Ein neoliberales Märchenbuch

Der Wirtschaftsethiker Ulrich Chiwitt erklärt seine Liebe zum Kapitalismus

  • Alexander Amberger
  • Lesedauer: 3 Min.

Weihnachten ist Märchenzeit. Viele handeln vom Kampf Gut gegen Böse. Auch bei neoliberalen Märchen ist das so: der gute Kapitalismus gegen seine bösen Kritiker. Ulrich Chiwitt hat diese Märchen, bekannt aus Funk und Fernsehen der letzten 20 Jahre, nun in einem Buch zusammengefasst: »Kapitalismus. Eine Liebeserklärung«. Der Autor entwirft darin ein idealisiertes Bild, das alle neoliberalen Totschlagargumente auf 220 Seiten komprimiert. Kürzer schafft das nur die FDP in ihrem Wahlprogramm. Diesen Kapitalismus mit einem funktionierenden Markt, einem Spielregeln setzenden Staat sowie mündigen Konsumenten, die durch ihr Kaufverhalten Demokratie ausüben, gibt es in der Realität nicht. Deshalb wird es von Chiwitt konstruiert, wobei er Kapitalismus, Marktwirtschaft und Demokratie gleichsetzt – dabei ignorierend, dass Demokratie und Marktwirtschaft mindestens zehn Mal so alt sind wie der Kapitalismus.

Der Autor ist Dozent für Wirtschaftsethik. Von der Wirtschaft ohne Ethik, also dem real existierenden Kapitalismus, hat er aber ein sehr naives Bild. Seine hilflosen Versuche, gegen Karl Marx zu argumentieren, scheitern kläglich: So unterstellt er, Marx habe den Kapitalismus fälschlicherweise von einem ökonomischen zu einem politischen Begriff gemacht. Chiwitt hat anscheinend auch noch nie von dessen Wertbegriff gehört, ganz abgesehen vom falschen Arbeitsbegriff, den er ihm unterjubeln will, wenn er schreibt: »Marx hat sich offensichtlich geirrt. Es ist nicht die Arbeit, die den Menschen abhängig und unfrei macht, ihn zum Objekt degradiert und ihn seiner Persönlichkeit und Menschenwürde beraubt, sondern die Arbeitslosigkeit.« Ganz so, als ob Marx nie den emanzipatorischen Charakter der Arbeit gelobt hätte.

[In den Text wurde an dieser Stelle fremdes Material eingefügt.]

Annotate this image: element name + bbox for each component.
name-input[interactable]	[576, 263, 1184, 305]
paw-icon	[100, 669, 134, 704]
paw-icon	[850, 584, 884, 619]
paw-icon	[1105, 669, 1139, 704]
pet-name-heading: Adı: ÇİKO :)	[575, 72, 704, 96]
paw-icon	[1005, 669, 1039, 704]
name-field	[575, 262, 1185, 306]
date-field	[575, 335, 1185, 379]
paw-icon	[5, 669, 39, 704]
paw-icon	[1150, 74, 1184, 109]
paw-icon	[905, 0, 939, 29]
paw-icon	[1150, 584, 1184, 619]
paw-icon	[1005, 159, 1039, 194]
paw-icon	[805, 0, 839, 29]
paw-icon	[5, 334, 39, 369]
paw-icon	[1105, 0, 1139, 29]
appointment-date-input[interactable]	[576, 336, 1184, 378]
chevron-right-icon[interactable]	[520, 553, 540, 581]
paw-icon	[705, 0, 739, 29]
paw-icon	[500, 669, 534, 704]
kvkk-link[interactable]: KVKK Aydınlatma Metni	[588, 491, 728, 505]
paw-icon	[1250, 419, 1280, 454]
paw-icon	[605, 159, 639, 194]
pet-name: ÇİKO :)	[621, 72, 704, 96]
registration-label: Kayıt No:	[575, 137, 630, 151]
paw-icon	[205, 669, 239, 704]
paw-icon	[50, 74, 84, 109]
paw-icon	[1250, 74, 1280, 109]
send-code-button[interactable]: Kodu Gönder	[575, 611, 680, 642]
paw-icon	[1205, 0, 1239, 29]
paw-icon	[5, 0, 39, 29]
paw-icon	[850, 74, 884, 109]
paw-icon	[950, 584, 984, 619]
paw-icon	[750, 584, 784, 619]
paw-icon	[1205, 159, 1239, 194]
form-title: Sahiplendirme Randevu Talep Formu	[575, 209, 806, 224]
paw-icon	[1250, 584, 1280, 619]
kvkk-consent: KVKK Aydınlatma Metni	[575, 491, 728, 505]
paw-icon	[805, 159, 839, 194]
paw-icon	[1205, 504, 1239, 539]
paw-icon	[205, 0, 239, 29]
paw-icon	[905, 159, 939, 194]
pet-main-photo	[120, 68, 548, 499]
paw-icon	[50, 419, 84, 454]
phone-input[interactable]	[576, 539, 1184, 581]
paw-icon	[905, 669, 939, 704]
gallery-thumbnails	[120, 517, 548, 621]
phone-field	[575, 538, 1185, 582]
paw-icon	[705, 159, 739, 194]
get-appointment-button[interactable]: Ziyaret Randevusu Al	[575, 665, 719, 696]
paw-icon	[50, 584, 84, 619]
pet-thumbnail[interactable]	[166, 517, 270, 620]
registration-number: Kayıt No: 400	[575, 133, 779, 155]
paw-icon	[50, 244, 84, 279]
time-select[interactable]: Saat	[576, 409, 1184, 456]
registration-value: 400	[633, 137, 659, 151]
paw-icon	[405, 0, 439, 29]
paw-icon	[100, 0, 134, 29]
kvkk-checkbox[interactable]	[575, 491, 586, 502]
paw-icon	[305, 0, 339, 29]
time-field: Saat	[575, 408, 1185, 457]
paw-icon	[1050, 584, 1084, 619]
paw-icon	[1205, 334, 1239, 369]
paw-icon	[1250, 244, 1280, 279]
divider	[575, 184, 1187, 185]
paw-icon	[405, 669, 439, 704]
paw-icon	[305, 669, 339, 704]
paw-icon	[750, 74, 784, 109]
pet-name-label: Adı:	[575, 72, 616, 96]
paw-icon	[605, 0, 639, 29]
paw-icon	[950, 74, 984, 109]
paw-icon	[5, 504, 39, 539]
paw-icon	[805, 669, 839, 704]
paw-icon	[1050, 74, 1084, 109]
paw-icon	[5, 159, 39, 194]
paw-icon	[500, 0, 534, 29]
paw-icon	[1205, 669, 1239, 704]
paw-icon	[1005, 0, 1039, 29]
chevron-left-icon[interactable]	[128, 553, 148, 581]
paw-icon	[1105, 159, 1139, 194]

Für Chiwitt gibt es denn auch nur zwei Alternativen: guten, freien Kapitalismus und bösen, zentralistischen Staatssozialismus. Alternative Modelle wie Wirtschaftsdemokratie, Ökosozialismus oder Anarchokommunismus werden (bewusst?) übergangen.

Chiwitt versucht, 37 vermeintliche Vorurteile gegen den Kapitalismus mit nichts anderem als Vorurteilen für den Kapitalismus zu widerlegen. Er stilisiert den Kapitalismus zum Opfer, zur Person. Dabei schaffe dieser alles, was wir genießen: Frieden, Wohlstand, Freiheit, soziale und ökologische Demokratie etc. Der Autor erzählt alte neoliberale Märchen: dass Deregulierung Jobs schaffe; dass es den Menschen gut gehe, wenn es der Wirtschaft gut geht; dass der Markt über den Emissionshandel den Klimawandel stoppen könne usw.

Er geht davon aus, dass das Modell des westlichen Kapitalismus auch das Ziel für Entwicklungsländer sein sollte, und ignoriert dabei zwei zentrale Widersprüche: Wenn es keine armen Länder mehr gibt, wer produziert dann noch so billig, dass wir unseren Lebensstandard wahren können? Und wie sieht es mit der Endlichkeit der natürlichen Ressourcen aus? Mit dem Kabarettisten Volker Pispers formuliert: »Wenn alle Chinesen, alle Inder so viele Autos wie wir haben, dann können wir alle noch mal den Zündschlüssel umdrehen, 15 Minuten rumfahren, und dann ist das Öl weg.«

Chiwitts Buch sei lediglich all jenen empfohlen, die aus Überzeugung FDP wählen und Hans Werner Sinn für »Deutschlands klügsten Wirtschafts-Professor« (»Bild«) halten. Alle anderen sollten ihr Geld ganz im angepriesenen Sinne des freien Marktes lieber für ein anderes Buch zum Thema Kapitalismus ausgeben, vielleicht ja eines von Karl Marx.

Ulrich Chiwitt: Kapitalismus – eine Liebeserklärung. Warum die Marktwirtschaft uns allen nützt, Wiley Verlag, 19,90 Euro.